The year was 1888. Bertha Benz, born in 1849, was 39 years old and had just learned how to drive. Her husband Karl was the eternal tinkerer, and refused to promote his invention. We are talking about the first petroleum car. Karl patented his Motorwagen in 1886. There is a general agreement that this was the ancestor of the modern cars we drive today. What I love about this story is that it was Bertha’s money that funded the design of this prototype. Other inventors of this time had attached an internal combustion engine to a horse carriage, but Karl made the first vehicle designed for an engine. He had three prototypes, and it was the third one Bertha borrowed for her now legendary trip. Think about it. There were no roads as we know them today, and no petrol stations. She had to plan her trip around towns that had apothecary (chemist) shops where she could buy ligroin, a petroleum distillate sold at the time as a solvent and cleaning product.
Karl suffered from depression, and despite the fact that he had three prototypes, being an overwhelming perfectionist, he continued to tinker with his babies, not wanting to promote them until they were absolutely perfect. Bertha was not only the money that bank-rolled Karl, but also a shrewd business woman who understood that if people got to see these cars in action, it would result in success for the fledgling Benz Company.
In a moment of blind faith, she planned her trip to visit her mother some 50 km away. She set out early in the morning and enlisted the help of her teenage sons. Before dawn, they rolled down the driveway so that Karl would not hear them, and set off for Pforzheim. In Wiesloch they stopped at a pharmacy to refuel, making this the very first petrol station. In Bruchsal Bertha had to find a blacksmith to repair a snapped drive chain.

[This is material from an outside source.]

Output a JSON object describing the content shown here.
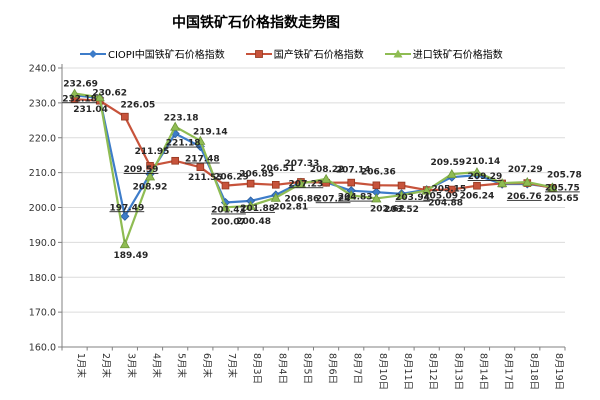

In Bauschlott she had a cobbler replace the leather on the brake shoe, making her the inventor of brake pads. Somewhere along the route, she used her hatpin to clear a clogged fuel line and insulated a short-circuited wire with material from her garter. At another point her boys and few locals pushed the car up a hill since the 2.5 horsepower engine could not make it. She arrived in Pforzheim the same day after dusk. This was lucky, as the car did not have headlights. She informed her husband of their success.
She became an immediate sensation. People lined the road on her return trip, some fascinated, others frightened by the hissing and spitting horseless carriage. But the automobile had proved itself to be safe. The rest, as they say, is history.
If Bertha had not had her “screw it, I’m doing this” moment, years later, Karl would have still been tinkering with prototype number whatever. The combustion engine with all its faults would have failed anyway and we could have been driving around in carriages pulled by unicorns.